Menu
Search
Lundi 25 Novembre 2024
S'abonner
close
Lundi 25 Novembre 2024
Menu
Search

Quelles répercussions sur les personnes en situation de handicap ?

 Quelles répercussions sur les personnes  en situation de handicap ?

Si en temps normal les personnes en situation de handicap ont un accès moindre aux soins de santé dont ils ont besoin, durant la période de la crise sanitaire due à la Covid-19, la situation s’est aggravée, notamment à cause de l’interruption du suivi médical et la suspension des actes paramédicaux non urgents pendant le confinement. Afin d’avoir une idée plus claire sur l’impact de la pandémie sur la prise en charge médicale des personnes en situation de handicap, le groupe AMH a mené une étude au niveau de son centre hospitalier de rééducation Noor. «Directement impacté par la crise à travers la suspension puis la réorganisation de ses activités en ambulatoire, le Centre Noor a été un témoin direct des difficultés nouvelles auxquelles les personnes en situation de handicap ont dû faire face dans le contexte sanitaire actuel», souligne le groupe AMH.

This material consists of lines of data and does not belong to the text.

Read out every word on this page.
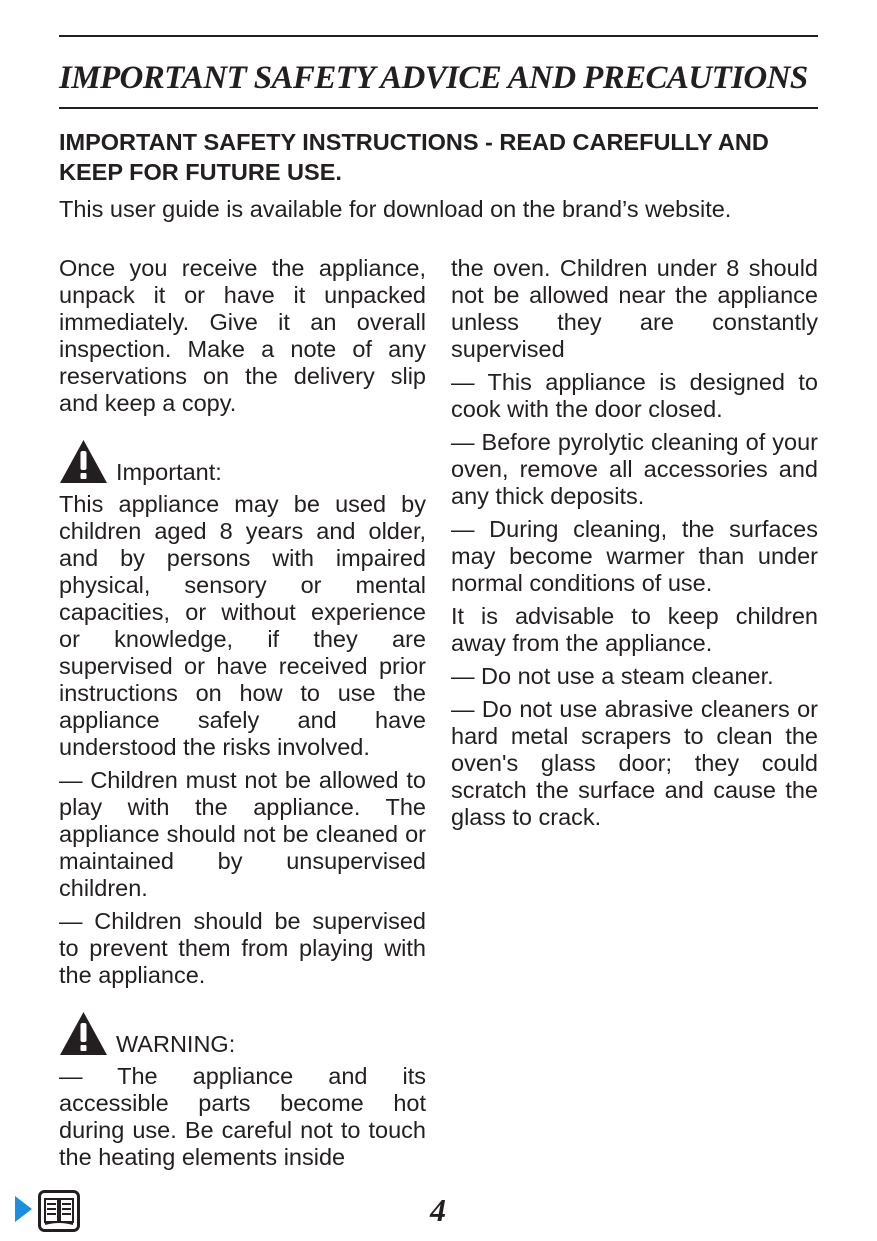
IMPORTANT SAFETY ADVICE AND PRECAUTIONS

IMPORTANT SAFETY INSTRUCTIONS - READ CAREFULLY AND KEEP FOR FUTURE USE.

This user guide is available for download on the brand’s website.

Once you receive the appliance, unpack it or have it unpacked immediately. Give it an overall inspection. Make a note of any reservations on the delivery slip and keep a copy.

Important:

This appliance may be used by children aged 8 years and older, and by persons with impaired physical, sensory or mental capacities, or without experience or knowledge, if they are supervised or have received prior instructions on how to use the appliance safely and have understood the risks involved.

— Children must not be allowed to play with the appliance. The appliance should not be cleaned or maintained by unsupervised children.

— Children should be supervised to prevent them from playing with the appliance.

WARNING:

— The appliance and its accessible parts become hot during use. Be careful not to touch the heating elements inside

the oven. Children under 8 should not be allowed near the appliance unless they are constantly supervised

— This appliance is designed to cook with the door closed.

— Before pyrolytic cleaning of your oven, remove all accessories and any thick deposits.

— During cleaning, the surfaces may become warmer than under normal conditions of use.

It is advisable to keep children away from the appliance.

— Do not use a steam cleaner.

— Do not use abrasive cleaners or hard metal scrapers to clean the oven's glass door; they could scratch the surface and cause the glass to crack.

4
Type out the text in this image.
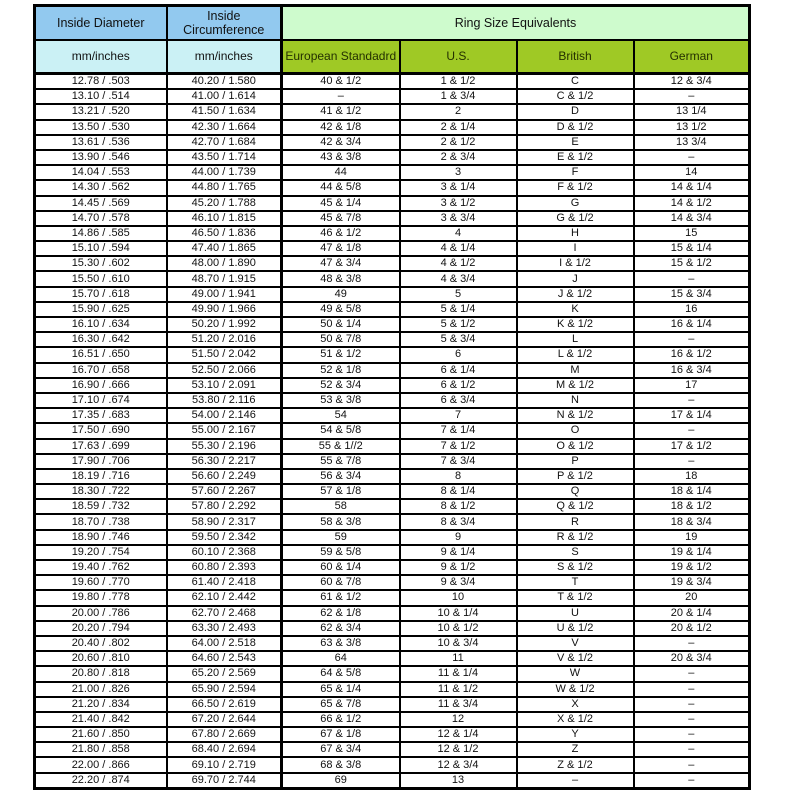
Inside Diameter	Inside Circumference	Ring Size Equivalents			
mm/inches	mm/inches	European Standadrd	U.S.	British	German
12.78 / .503	40.20 / 1.580	40 & 1/2	1 & 1/2	C	12 & 3/4
13.10 / .514	41.00 / 1.614	–	1 & 3/4	C & 1/2	–
13.21 / .520	41.50 / 1.634	41 & 1/2	2	D	13 1/4
13.50 / .530	42.30 / 1.664	42 & 1/8	2 & 1/4	D & 1/2	13 1/2
13.61 / .536	42.70 / 1.684	42 & 3/4	2 & 1/2	E	13 3/4
13.90 / .546	43.50 / 1.714	43 & 3/8	2 & 3/4	E & 1/2	–
14.04 / .553	44.00 / 1.739	44	3	F	14
14.30 / .562	44.80 / 1.765	44 & 5/8	3 & 1/4	F & 1/2	14 & 1/4
14.45 / .569	45.20 / 1.788	45 & 1/4	3 & 1/2	G	14 & 1/2
14.70 / .578	46.10 / 1.815	45 & 7/8	3 & 3/4	G & 1/2	14 & 3/4
14.86 / .585	46.50 / 1.836	46 & 1/2	4	H	15
15.10 / .594	47.40 / 1.865	47 & 1/8	4 & 1/4	I	15 & 1/4
15.30 / .602	48.00 / 1.890	47 & 3/4	4 & 1/2	I & 1/2	15 & 1/2
15.50 / .610	48.70 / 1.915	48 & 3/8	4 & 3/4	J	–
15.70 / .618	49.00 / 1.941	49	5	J & 1/2	15 & 3/4
15.90 / .625	49.90 / 1.966	49 & 5/8	5 & 1/4	K	16
16.10 / .634	50.20 / 1.992	50 & 1/4	5 & 1/2	K & 1/2	16 & 1/4
16.30 / .642	51.20 / 2.016	50 & 7/8	5 & 3/4	L	–
16.51 / .650	51.50 / 2.042	51 & 1/2	6	L & 1/2	16 & 1/2
16.70 / .658	52.50 / 2.066	52 & 1/8	6 & 1/4	M	16 & 3/4
16.90 / .666	53.10 / 2.091	52 & 3/4	6 & 1/2	M & 1/2	17
17.10 / .674	53.80 / 2.116	53 & 3/8	6 & 3/4	N	–
17.35 / .683	54.00 / 2.146	54	7	N & 1/2	17 & 1/4
17.50 / .690	55.00 / 2.167	54 & 5/8	7 & 1/4	O	–
17.63 / .699	55.30 / 2.196	55 & 1//2	7 & 1/2	O & 1/2	17 & 1/2
17.90 / .706	56.30 / 2.217	55 & 7/8	7 & 3/4	P	–
18.19 / .716	56.60 / 2.249	56 & 3/4	8	P & 1/2	18
18.30 / .722	57.60 / 2.267	57 & 1/8	8 & 1/4	Q	18 & 1/4
18.59 / .732	57.80 / 2.292	58	8 & 1/2	Q & 1/2	18 & 1/2
18.70 / .738	58.90 / 2.317	58 & 3/8	8 & 3/4	R	18 & 3/4
18.90 / .746	59.50 / 2.342	59	9	R & 1/2	19
19.20 / .754	60.10 / 2.368	59 & 5/8	9 & 1/4	S	19 & 1/4
19.40 / .762	60.80 / 2.393	60 & 1/4	9 & 1/2	S & 1/2	19 & 1/2
19.60 / .770	61.40 / 2.418	60 & 7/8	9 & 3/4	T	19 & 3/4
19.80 / .778	62.10 / 2.442	61 & 1/2	10	T & 1/2	20
20.00 / .786	62.70 / 2.468	62 & 1/8	10 & 1/4	U	20 & 1/4
20.20 / .794	63.30 / 2.493	62 & 3/4	10 & 1/2	U & 1/2	20 & 1/2
20.40 / .802	64.00 / 2.518	63 & 3/8	10 & 3/4	V	–
20.60 / .810	64.60 / 2.543	64	11	V & 1/2	20 & 3/4
20.80 / .818	65.20 / 2.569	64 & 5/8	11 & 1/4	W	–
21.00 / .826	65.90 / 2.594	65 & 1/4	11 & 1/2	W & 1/2	–
21.20 / .834	66.50 / 2.619	65 & 7/8	11 & 3/4	X	–
21.40 / .842	67.20 / 2.644	66 & 1/2	12	X & 1/2	–
21.60 / .850	67.80 / 2.669	67 & 1/8	12 & 1/4	Y	–
21.80 / .858	68.40 / 2.694	67 & 3/4	12 & 1/2	Z	–
22.00 / .866	69.10 / 2.719	68 & 3/8	12 & 3/4	Z & 1/2	–
22.20 / .874	69.70 / 2.744	69	13	–	–
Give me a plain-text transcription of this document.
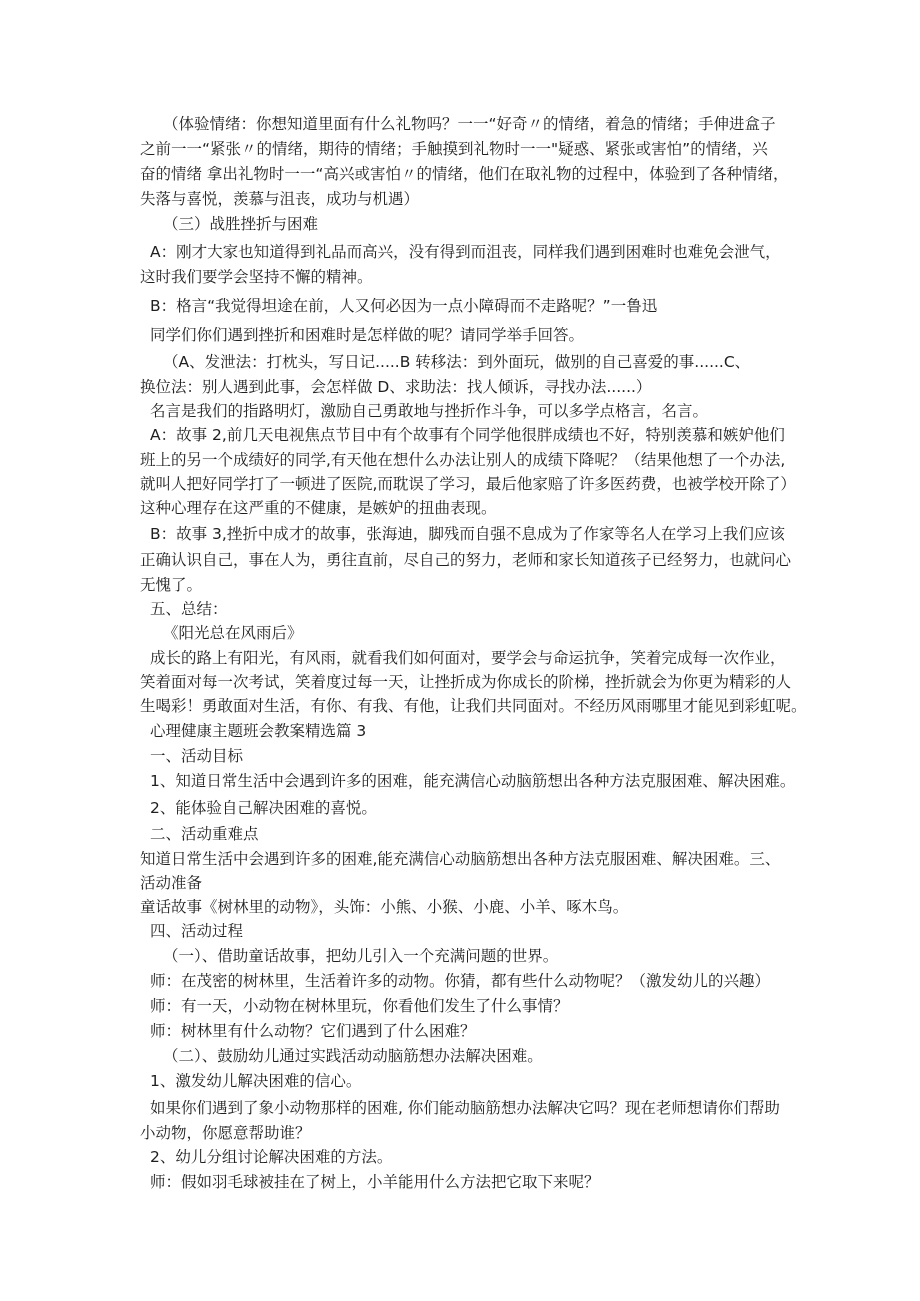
（体验情绪：你想知道里面有什么礼物吗？一一“好奇〃的情绪，着急的情绪；手伸进盒子
之前一一“紧张〃的情绪，期待的情绪；手触摸到礼物时一一"疑惑、紧张或害怕”的情绪，兴
奋的情绪 拿出礼物时一一“高兴或害怕〃的情绪，他们在取礼物的过程中，体验到了各种情绪，
失落与喜悦，羡慕与沮丧，成功与机遇）
（三）战胜挫折与困难
A：刚才大家也知道得到礼品而高兴，没有得到而沮丧，同样我们遇到困难时也难免会泄气，
这时我们要学会坚持不懈的精神。
B：格言“我觉得坦途在前，人又何必因为一点小障碍而不走路呢？”一鲁迅
同学们你们遇到挫折和困难时是怎样做的呢？请同学举手回答。
（A、发泄法：打枕头，写日记.....B 转移法：到外面玩，做别的自己喜爱的事......C、
换位法：别人遇到此事，会怎样做 D、求助法：找人倾诉，寻找办法......）
名言是我们的指路明灯，激励自己勇敢地与挫折作斗争，可以多学点格言，名言。
A：故事 2,前几天电视焦点节目中有个故事有个同学他很胖成绩也不好，特别羡慕和嫉妒他们
班上的另一个成绩好的同学,有天他在想什么办法让别人的成绩下降呢？（结果他想了一个办法,
就叫人把好同学打了一顿进了医院,而耽误了学习，最后他家赔了许多医药费，也被学校开除了）
这种心理存在这严重的不健康，是嫉妒的扭曲表现。
B：故事 3,挫折中成才的故事，张海迪，脚残而自强不息成为了作家等名人在学习上我们应该
正确认识自己，事在人为，勇往直前，尽自己的努力，老师和家长知道孩子已经努力，也就问心
无愧了。
五、总结：
《阳光总在风雨后》
成长的路上有阳光，有风雨，就看我们如何面对，要学会与命运抗争，笑着完成每一次作业，
笑着面对每一次考试，笑着度过每一天，让挫折成为你成长的阶梯，挫折就会为你更为精彩的人
生喝彩！勇敢面对生活，有你、有我、有他，让我们共同面对。不经历风雨哪里才能见到彩虹呢。
心理健康主题班会教案精选篇 3
一、活动目标
1、知道日常生活中会遇到许多的困难，能充满信心动脑筋想出各种方法克服困难、解决困难。
2、能体验自己解决困难的喜悦。
二、活动重难点
知道日常生活中会遇到许多的困难,能充满信心动脑筋想出各种方法克服困难、解决困难。三、
活动准备
童话故事《树林里的动物》，头饰：小熊、小猴、小鹿、小羊、啄木鸟。
四、活动过程
（一）、借助童话故事，把幼儿引入一个充满问题的世界。
师：在茂密的树林里，生活着许多的动物。你猜，都有些什么动物呢？（激发幼儿的兴趣）
师：有一天，小动物在树林里玩，你看他们发生了什么事情？
师：树林里有什么动物？它们遇到了什么困难？
（二）、鼓励幼儿通过实践活动动脑筋想办法解决困难。
1、激发幼儿解决困难的信心。
如果你们遇到了象小动物那样的困难, 你们能动脑筋想办法解决它吗？现在老师想请你们帮助
小动物，你愿意帮助谁？
2、幼儿分组讨论解决困难的方法。
师：假如羽毛球被挂在了树上，小羊能用什么方法把它取下来呢？
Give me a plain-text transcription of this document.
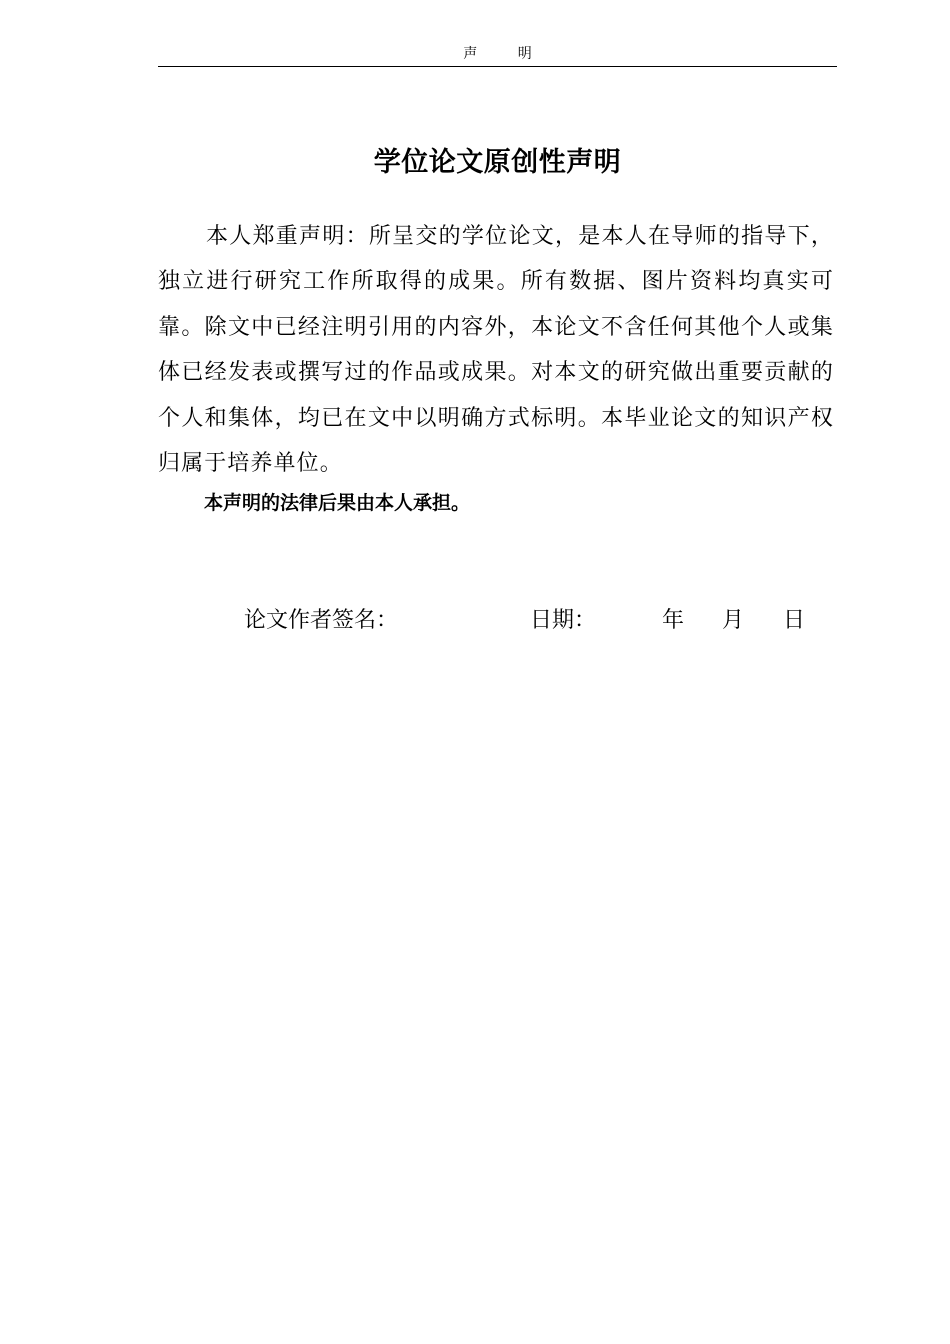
声 明
学位论文原创性声明

本人郑重声明：所呈交的学位论文，是本人在导师的指导下，独立进行研究工作所取得的成果。所有数据、图片资料均真实可靠。除文中已经注明引用的内容外，本论文不含任何其他个人或集体已经发表或撰写过的作品或成果。对本文的研究做出重要贡献的个人和集体，均已在文中以明确方式标明。本毕业论文的知识产权归属于培养单位。

本声明的法律后果由本人承担。

论文作者签名：	日期：	年 月 日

Cette étude, qui a également été menée au niveau du Centre de rééducation et de réadaptation fonctionnelle (CRRF) de Aïn Chock, a cherché à étudier les causes et les effets de la rupture de l’accompagnement proposé aux personnes en situation de handicap et à élaborer des solutions pour pallier les difficultés qui en résultent, afin de permettre une prise en charge mieux adaptée en temps de crise. 


Entretien avec Amina Slaoui, présidente du Groupe AMH

«Il est important d’inclure les personnes en situation de handicap dans la liste des bénéficiaires prioritaires de la vaccination afin de les protéger»

Le Matin : Le Groupe AMH a publié récemment les résultats de son étude sur la prise en charge des personnes en situation de handicap en temps de Covid-19. Quelles sont les raisons qui vous ont poussé à mener cette étude ?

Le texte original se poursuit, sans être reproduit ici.